# What platform is your site built on?



## Fr4nk13 (Feb 10, 2010)

There's literally hundreds of ways to go about building a professional looking (and functioning) website, and I was just wondering what you guys (and gals) use for your sites.

Personally, I use Wordpress, but previously I used Joomla! and have built websites on Magento before, as well.


----------



## Ingridlaughs (Mar 25, 2010)

I've just about finished building my site (so it's not up yet), and used Sitegrinder, a plug-in that works with Photoshop. It was mostly built with version 2, and version 3 is packed with stuff that I would have loved to have had at my disposal. (Version 3 came out about three weeks later than I needed it to…)

Sitegrinder is not as easy as they would like you to believe, primarily because the documentation is awful. If they got themselves a decent writer, they'd really have something, because the program, especially the new version, does do what they claim, and once you wade past all the bad writing and "get" what they're trying to say, it's fairly simple. It has tremendous potential, but it's not for anybody who is easily frustrated. (You know--same as WORDPRESS. )


----------



## Leesfer (Feb 23, 2010)

Mine is a custom backend, previously I've used wordpress


----------



## Fr4nk13 (Feb 10, 2010)

Hey Elias, are you talking about Line? If so, I can't get into your site at all.


----------



## Leesfer (Feb 23, 2010)

Fr4nk13 said:


> Hey Elias, are you talking about Line? If so, I can't get into your site at all.


I have my site down right now, making some changes


----------



## GAW (Jan 11, 2010)

I use webs.com


----------



## Fr4nk13 (Feb 10, 2010)

Oh okay. That makes sense.

Anyone else care to share?


----------



## MX1CAN (Jul 24, 2009)

Here are my favorites in order:

Custom Built Flash Store with Custom Backend
Joomla with Virtuemart
Wordpress with E-commerce
OSCommerce


----------



## Chap Ambrose (Oct 21, 2008)

I like Wordpress.com for a basic website with blog.
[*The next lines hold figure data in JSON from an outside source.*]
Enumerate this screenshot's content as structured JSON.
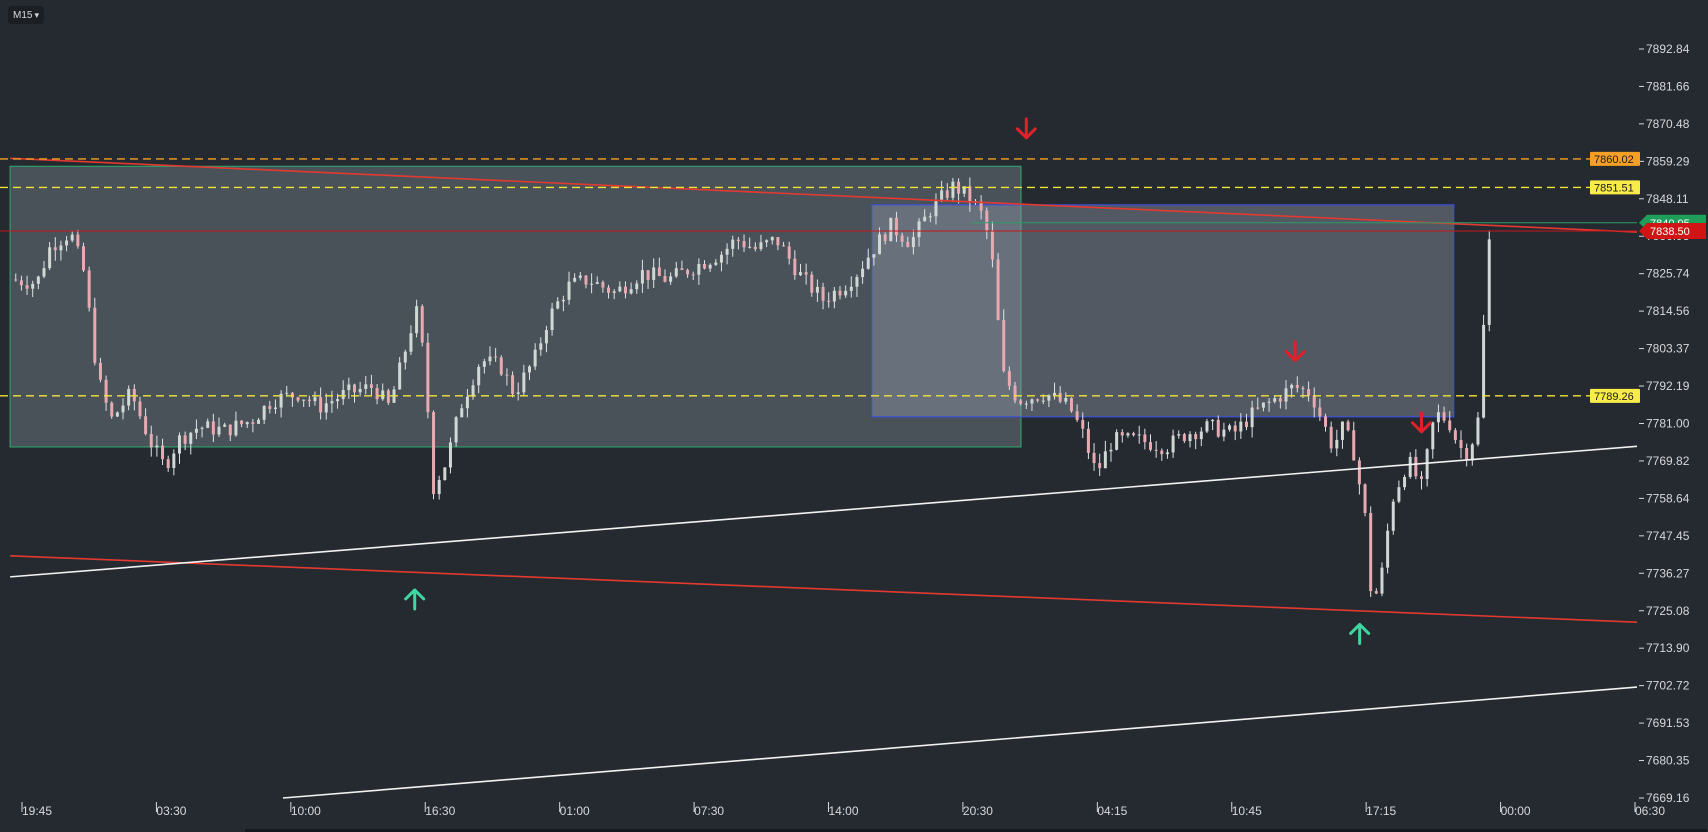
{
  "toolbar": {
    "timeframe": "M15",
    "caret_icon": "chevron-down-icon"
  },
  "chart_data": {
    "type": "candlestick",
    "y_ticks": [
      "7892.84",
      "7881.66",
      "7870.48",
      "7859.29",
      "7848.11",
      "7836.93",
      "7825.74",
      "7814.56",
      "7803.37",
      "7792.19",
      "7781.00",
      "7769.82",
      "7758.64",
      "7747.45",
      "7736.27",
      "7725.08",
      "7713.90",
      "7702.72",
      "7691.53",
      "7680.35",
      "7669.16"
    ],
    "ylim": [
      7669.16,
      7892.84
    ],
    "x_ticks": [
      "19:45",
      "03:30",
      "10:00",
      "16:30",
      "01:00",
      "07:30",
      "14:00",
      "20:30",
      "04:15",
      "10:45",
      "17:15",
      "00:00",
      "06:30"
    ],
    "x_range": [
      0,
      12
    ],
    "colors": {
      "up": "#cfd8d4",
      "down": "#e8a9b1",
      "wick": "#dfe3e6",
      "trend_red": "#e23a31",
      "trend_white": "#f2f2f2",
      "orange_dash": "#f5a025",
      "yellow_dash": "#f1e43a",
      "green_box": "#2f9c6a",
      "blue_box": "#3d4fd8"
    },
    "price_levels": [
      {
        "label": "7860.02",
        "value": 7860.02,
        "style": "orange-dashed",
        "tag_bg": "#f5a025"
      },
      {
        "label": "7851.51",
        "value": 7851.51,
        "style": "yellow-dashed",
        "tag_bg": "#f7ec4a"
      },
      {
        "label": "7789.26",
        "value": 7789.26,
        "style": "yellow-dashed",
        "tag_bg": "#f7ec4a"
      },
      {
        "label": "7840.95",
        "value": 7840.95,
        "style": "green-solid",
        "tag_bg": "#1f9e5a"
      },
      {
        "label": "7838.50",
        "value": 7838.5,
        "style": "red-solid",
        "tag_bg": "#d11515"
      }
    ],
    "trend_lines": [
      {
        "name": "red-upper",
        "color": "red",
        "points": [
          [
            -0.2,
            7860.2
          ],
          [
            12.0,
            7838.0
          ]
        ]
      },
      {
        "name": "red-lower",
        "color": "red",
        "points": [
          [
            -0.2,
            7741.5
          ],
          [
            12.0,
            7721.5
          ]
        ]
      },
      {
        "name": "white-upper",
        "color": "white",
        "points": [
          [
            -0.2,
            7735.2
          ],
          [
            12.0,
            7774.5
          ]
        ]
      },
      {
        "name": "white-lower",
        "color": "white",
        "points": [
          [
            1.83,
            7669.16
          ],
          [
            12.0,
            7702.6
          ]
        ]
      }
    ],
    "zones": [
      {
        "name": "green-zone",
        "x": [
          -0.2,
          7.32
        ],
        "y": [
          7774.0,
          7857.8
        ],
        "fill": "rgba(120,130,140,0.45)",
        "stroke": "#2f9c6a"
      },
      {
        "name": "blue-zone",
        "x": [
          6.21,
          10.54
        ],
        "y": [
          7783.0,
          7846.3
        ],
        "fill": "rgba(150,160,175,0.40)",
        "stroke": "#3d4fd8"
      }
    ],
    "markers": [
      {
        "type": "down",
        "x": 7.36,
        "y": 7869.0,
        "color": "#e0202a"
      },
      {
        "type": "down",
        "x": 9.36,
        "y": 7802.5,
        "color": "#e0202a"
      },
      {
        "type": "down",
        "x": 10.3,
        "y": 7781.2,
        "color": "#e0202a"
      },
      {
        "type": "up",
        "x": 2.81,
        "y": 7728.6,
        "color": "#3fd6a0"
      },
      {
        "type": "up",
        "x": 9.84,
        "y": 7718.3,
        "color": "#3fd6a0"
      }
    ],
    "price_path": [
      [
        -0.2,
        7824
      ],
      [
        0.0,
        7823
      ],
      [
        0.1,
        7834
      ],
      [
        0.25,
        7838
      ],
      [
        0.35,
        7826
      ],
      [
        0.45,
        7795
      ],
      [
        0.55,
        7782
      ],
      [
        0.7,
        7790
      ],
      [
        0.85,
        7775
      ],
      [
        0.95,
        7768
      ],
      [
        1.05,
        7776
      ],
      [
        1.2,
        7780
      ],
      [
        1.4,
        7779
      ],
      [
        1.6,
        7782
      ],
      [
        1.75,
        7788
      ],
      [
        1.95,
        7790
      ],
      [
        2.1,
        7786
      ],
      [
        2.3,
        7790
      ],
      [
        2.5,
        7792
      ],
      [
        2.62,
        7786
      ],
      [
        2.72,
        7800
      ],
      [
        2.82,
        7815
      ],
      [
        2.88,
        7800
      ],
      [
        2.95,
        7762
      ],
      [
        3.05,
        7770
      ],
      [
        3.15,
        7786
      ],
      [
        3.3,
        7800
      ],
      [
        3.45,
        7798
      ],
      [
        3.55,
        7790
      ],
      [
        3.7,
        7800
      ],
      [
        3.8,
        7812
      ],
      [
        3.95,
        7822
      ],
      [
        4.1,
        7824
      ],
      [
        4.3,
        7820
      ],
      [
        4.5,
        7826
      ],
      [
        4.7,
        7824
      ],
      [
        4.9,
        7828
      ],
      [
        5.1,
        7832
      ],
      [
        5.2,
        7836
      ],
      [
        5.35,
        7833
      ],
      [
        5.5,
        7836
      ],
      [
        5.6,
        7830
      ],
      [
        5.7,
        7824
      ],
      [
        5.85,
        7818
      ],
      [
        6.0,
        7822
      ],
      [
        6.1,
        7826
      ],
      [
        6.2,
        7832
      ],
      [
        6.35,
        7840
      ],
      [
        6.5,
        7835
      ],
      [
        6.65,
        7845
      ],
      [
        6.82,
        7852
      ],
      [
        6.95,
        7848
      ],
      [
        7.05,
        7842
      ],
      [
        7.12,
        7826
      ],
      [
        7.18,
        7796
      ],
      [
        7.3,
        7788
      ],
      [
        7.5,
        7790
      ],
      [
        7.68,
        7786
      ],
      [
        7.78,
        7778
      ],
      [
        7.88,
        7766
      ],
      [
        8.0,
        7776
      ],
      [
        8.2,
        7776
      ],
      [
        8.4,
        7774
      ],
      [
        8.55,
        7778
      ],
      [
        8.72,
        7780
      ],
      [
        8.9,
        7778
      ],
      [
        9.05,
        7784
      ],
      [
        9.2,
        7788
      ],
      [
        9.35,
        7792
      ],
      [
        9.48,
        7790
      ],
      [
        9.56,
        7782
      ],
      [
        9.64,
        7774
      ],
      [
        9.72,
        7780
      ],
      [
        9.8,
        7772
      ],
      [
        9.88,
        7753
      ],
      [
        9.93,
        7728
      ],
      [
        9.99,
        7732
      ],
      [
        10.08,
        7758
      ],
      [
        10.2,
        7770
      ],
      [
        10.3,
        7762
      ],
      [
        10.4,
        7784
      ],
      [
        10.5,
        7782
      ],
      [
        10.58,
        7774
      ],
      [
        10.65,
        7772
      ],
      [
        10.72,
        7782
      ],
      [
        10.77,
        7815
      ],
      [
        10.8,
        7835
      ],
      [
        10.84,
        7838.5
      ]
    ]
  }
}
It is really easy to get going with, but not terribly flexible.

I recommend Shopify to anyone who's looking for a simple ecommerce store and doesn't want to waste time trying to build it themselves.

I've also been using Tumblr a lot lately for random note keeping.


----------



## EGS (Apr 20, 2010)

Here's another way to consider. All Apple computers come with a software called "iweb" This is by far the easiest website creation software out there. It is literally point, click, and drag. You can get an Apple computer for as low as $599 (Mac-Mini) and iweb will come with it. For $99 per year you can sign up to MOBILE ME which will host your uploaded site. You can also have your chosen domain name point directly to it. Feel free to check out my website and see what you can do in about 10 minutes. Mine was just done to get something up since I'm just starting out. Hope this helps!
www.edgegraphicsolutions.com


----------



## rabbitdog (Jul 12, 2007)

I tried a half dozen e-commerce packages when setting up my site - most of them were frustratingly hard to customize. Finally gave in and just did wordpress + e-junkie + paypal. 

So far it's been a really great combination. 

I'm also using bigcartel.com for another e-commerce project and I can't say enough good things about them.


----------



## Fr4nk13 (Feb 10, 2010)

I used Big Cartel for a while, but I found it to be a lot cheaper building off of a ecommerce plugin.


----------



## TeesForChange (Jan 17, 2007)

i really like big commerce, but you can also get free e-commerce plugins for wordpress


----------